A couple days back I was featured along with opera critic & cutting edge Bohemian Lev Bratishenko on the CBC’s Daybreak Montreal with Mike Finnerty (an excellent program for those of us tired with the lame jokes and mind-numbing repetition of corporate rock and pop radio). We were on to talk about trams in Montreal, officially I was pro and Lev was con, but it became clear as we discussed before the show we’re both rather cynical about the whole affair and would rather riff on it. That said we both got our main points across and it was a fine experience all around, many thanks to Mike, Sarah, Silvet and everyone else who helped make this happen (especially Lev who stated, incredulous, “there’s a 6:40 in the morning?”).
We’ve all seen the tower lit up by a setting sun as the above photo illustrates. It’s that odd skyscraper (at a mere 24 floors) set on a massive fieldstone-walled base structure, itself seemingly emerging naturally from manicured surroundings. And all of this set on an asphalt pond of parking spaces, the whole vast space heavy with earth tones and stylistically punctuated by the cones of pine tree groves and satellite antenna dishes. The flat façade of the tower’s walls have an immovable permanence to them, while the style of the windows make it look as if a glowing light is being contained within. It’s roof bristles with thin antennae, a crown of communications equipment.

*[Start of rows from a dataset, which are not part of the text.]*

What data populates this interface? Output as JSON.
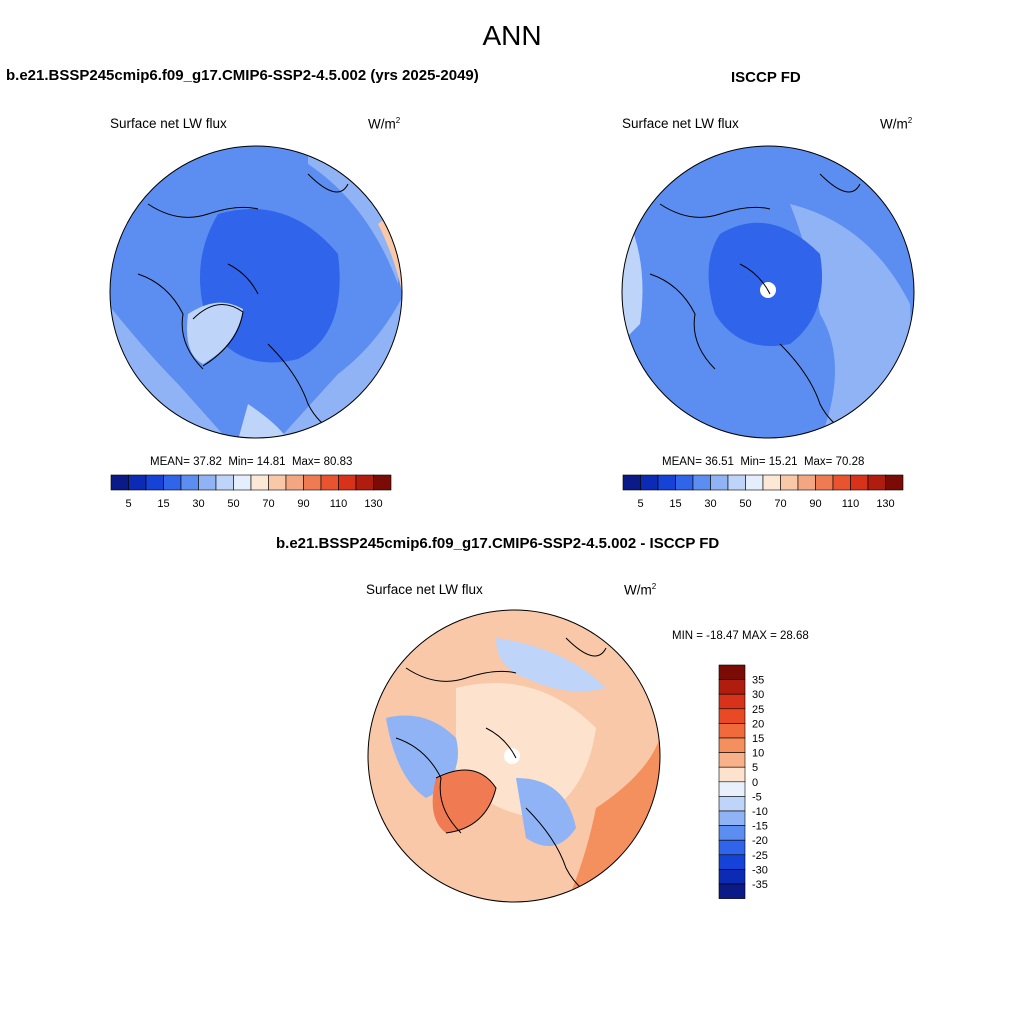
{
  "main_title": "ANN",
  "colors": {
    "coastline": "#000000",
    "cool_main": "#5b8ef0",
    "warm_main": "#f7c7a8"
  },
  "panels": [
    {
      "title": "b.e21.BSSP245cmip6.f09_g17.CMIP6-SSP2-4.5.002 (yrs 2025-2049)",
      "variable": "Surface net LW flux",
      "units": "W/m",
      "units_sup": "2",
      "stats": {
        "mean": "37.82",
        "min": "14.81",
        "max": "80.83"
      },
      "stats_labels": {
        "mean": "MEAN=",
        "min": "Min=",
        "max": "Max="
      }
    },
    {
      "title": "ISCCP FD",
      "variable": "Surface net LW flux",
      "units": "W/m",
      "units_sup": "2",
      "stats": {
        "mean": "36.51",
        "min": "15.21",
        "max": "70.28"
      },
      "stats_labels": {
        "mean": "MEAN=",
        "min": "Min=",
        "max": "Max="
      }
    },
    {
      "title": "b.e21.BSSP245cmip6.f09_g17.CMIP6-SSP2-4.5.002 - ISCCP FD",
      "variable": "Surface net LW flux",
      "units": "W/m",
      "units_sup": "2",
      "minmax_text": "MIN = -18.47 MAX =  28.68"
    }
  ],
  "colorbar_abs": {
    "colors": [
      "#0a1a87",
      "#0b2bb4",
      "#1543d8",
      "#2f64eb",
      "#5b8ef0",
      "#8fb3f5",
      "#bed4f8",
      "#e4eefc",
      "#fde8d6",
      "#f8c8a8",
      "#f4a582",
      "#f07a52",
      "#e8542e",
      "#d8321b",
      "#b01c0e",
      "#7a0c05"
    ],
    "labels": [
      "5",
      "15",
      "30",
      "50",
      "70",
      "90",
      "110",
      "130"
    ]
  },
  "colorbar_diff": {
    "colors": [
      "#7a0c05",
      "#b01c0e",
      "#d8321b",
      "#e84a25",
      "#f06a3c",
      "#f4905e",
      "#f8b189",
      "#fde3cd",
      "#e8f0fc",
      "#bed4f8",
      "#8fb3f5",
      "#5b8ef0",
      "#2f64eb",
      "#1543d8",
      "#0b2bb4",
      "#0a1a87"
    ],
    "labels": [
      "35",
      "30",
      "25",
      "20",
      "15",
      "10",
      "5",
      "0",
      "-5",
      "-10",
      "-15",
      "-20",
      "-25",
      "-30",
      "-35"
    ]
  }
}
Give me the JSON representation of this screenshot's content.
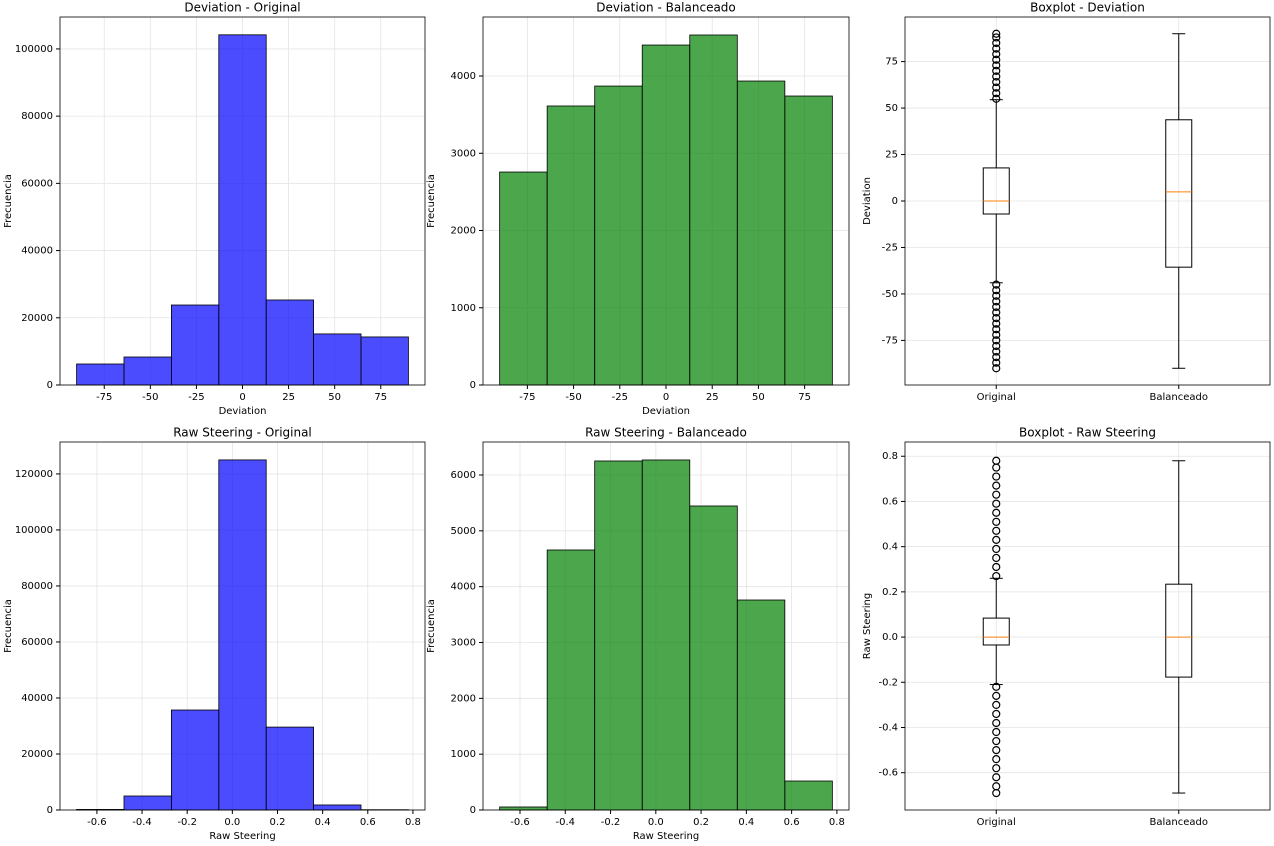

The hexagonal tower features three solid bronze-brown walls framing slightly elliptical windows like ribs, with three darker, recessed walls of gold-tint glass. It’s position on the base, natural colour palette and the tower’s design remind me of something medieval in form yet decidedly post-modern in function. The interior is impressive in its 1970s Canadian Modern style, again – another space I’d like to see on film. It’s rare to walk into such a serious building and be confronted with such an attractive and exciting red. And red not as a detail mind you – but as a commanding unifying theme. It’s red without being amorous, red without scandal, red without obvious suggestion. Canadian red without the overt patriotism (rendering all the more Canadian in the process, but I digress).
Of the three main broadcast, production and control facilities in the CBC’s network, Maison Radio-Canada is by far the largest, occupying a massive plot of land by the emblematic Jacques-Cartier Bridge and Molson Brewery. The area was once referred to as the Faubourg à m’lasse and it was destroyed in a spate of mass-razings by the Drapeau administration. To be fair, it was a slum, and there was insufficient capital (and interest) to save these communities. We wouldn’t do things the same way today, but we also don’t have slums in the same fashion as we did back in the 1950s and 1960s. Either way I’m glad the Maison Radio-Canada exists today.
Final note – on the drive in (which was remarkably easy at such an early hour), I noticed that Gare Viger is boarded up and there appear to be renovations going on. EMDX, if you’re reading this, what’s going on with out beloved former grand railroad hotel? When I lived up the street in my first apartment in the city the building was being used by the city. I remember the only time Viger Square looked really good was when the office workers came out to eat their lunches there, the rest of the time it was quite literally a hobo campground of epic proportions.